Manuel Antonio Noriega, falleció el 29 de mayo en un hospital panameño a los 83 años, fue el hombre de la CIA en Panamá y un hábil socio de los narcotraficantes colombianos en los años 80, un vínculo que a la postre abonó la invasión estadounidense que lo arrancó del poder.
General Noriega. Efe/ArchivoGeneral Noriega. Efe/Archivo

 

Noriega, militar y “hombre fuerte” de Panamá entre 1983 y 1989, nació en Ciudad de Panamá, el 11 de febrero de 1935 (aunque también aparecen como año de nacimiento 1934, 1938 y 1940).

Se crió en el seno de una familia humilde y gracias a una beca inició su formación militar en Perú, donde alcanzó el grado de subteniente. En 1962 se alistó en la Guardia Nacional como teniente. Su carrera fue brillante, realizó cursos de guerra psicológica, de operaciones antiguerrilla, de lucha contra el narcotráfico, etc.

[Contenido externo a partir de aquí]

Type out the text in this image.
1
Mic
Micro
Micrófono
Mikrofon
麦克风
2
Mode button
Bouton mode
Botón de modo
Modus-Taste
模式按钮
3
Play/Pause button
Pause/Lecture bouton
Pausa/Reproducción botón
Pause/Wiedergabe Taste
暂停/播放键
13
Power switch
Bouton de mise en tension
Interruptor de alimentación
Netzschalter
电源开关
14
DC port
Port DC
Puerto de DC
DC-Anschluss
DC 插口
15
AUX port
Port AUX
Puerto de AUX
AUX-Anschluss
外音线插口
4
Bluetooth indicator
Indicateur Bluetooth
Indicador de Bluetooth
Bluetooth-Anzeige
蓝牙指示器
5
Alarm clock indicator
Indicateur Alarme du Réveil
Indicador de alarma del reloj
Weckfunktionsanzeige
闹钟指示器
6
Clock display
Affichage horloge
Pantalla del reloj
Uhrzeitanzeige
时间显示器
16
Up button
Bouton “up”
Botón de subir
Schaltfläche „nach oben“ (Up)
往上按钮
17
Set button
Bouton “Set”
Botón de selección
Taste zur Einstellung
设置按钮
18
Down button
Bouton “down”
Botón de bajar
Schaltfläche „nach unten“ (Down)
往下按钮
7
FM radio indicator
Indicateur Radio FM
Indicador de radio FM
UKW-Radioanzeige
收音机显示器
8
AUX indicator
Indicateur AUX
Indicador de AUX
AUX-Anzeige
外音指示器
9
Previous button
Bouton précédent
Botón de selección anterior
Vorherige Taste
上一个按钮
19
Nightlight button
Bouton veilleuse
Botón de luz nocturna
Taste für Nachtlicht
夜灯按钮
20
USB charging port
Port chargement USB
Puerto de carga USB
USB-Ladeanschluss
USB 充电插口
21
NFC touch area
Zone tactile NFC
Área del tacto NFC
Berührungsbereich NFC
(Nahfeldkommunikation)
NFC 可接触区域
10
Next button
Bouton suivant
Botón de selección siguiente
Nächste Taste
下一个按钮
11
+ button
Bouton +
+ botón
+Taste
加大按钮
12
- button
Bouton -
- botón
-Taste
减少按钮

Noriega, en 1968 apoyó el golpe militar que llevó al poder al general Omar Torrijos y en 1970, en agradecimiento a su colaboración para sofocar una conspiración contra Torrijos, fue nombrado jefe del servicio de inteligencia: el G-2.

Cuando Omar Torrijos falleció en accidente de avión en julio de 1981, se disputó el poder junto al general Rubén Paredes, jefe de la Guardia Nacional. En 1983, creyendo que iba a contar con el apoyo de la cúpula militar e instigado por Estados Unidos, Paredes pidió la baja en el Ejército para presentarse como candidato a la Presidencia de la República.

Noriega alcanzó el generalato en agosto de 1983 y el día 12 de ese mismo mes fue nombrado comandante jefe de la Guardia Nacional, en sustitución de Paredes.

Tras la victoria fraudulenta en mayo de 1984 del oficialista Nicolás Ardito Barletta, Noriega transformó la Guardia Nacional en las Fuerzas de Defensa Panameña y puso bajo su control casi la totalidad de los organismos del Estado.

En septiembre de 1985 fue acusado de ser el responsable directo del asesinato de Hugo Spadafora, uno de los principales críticos de la actuación del Ejército en Panamá, y consiguió la renuncia del presidente Barletta y su sustitución por el vicepresidente Eric Arturo Delvalle.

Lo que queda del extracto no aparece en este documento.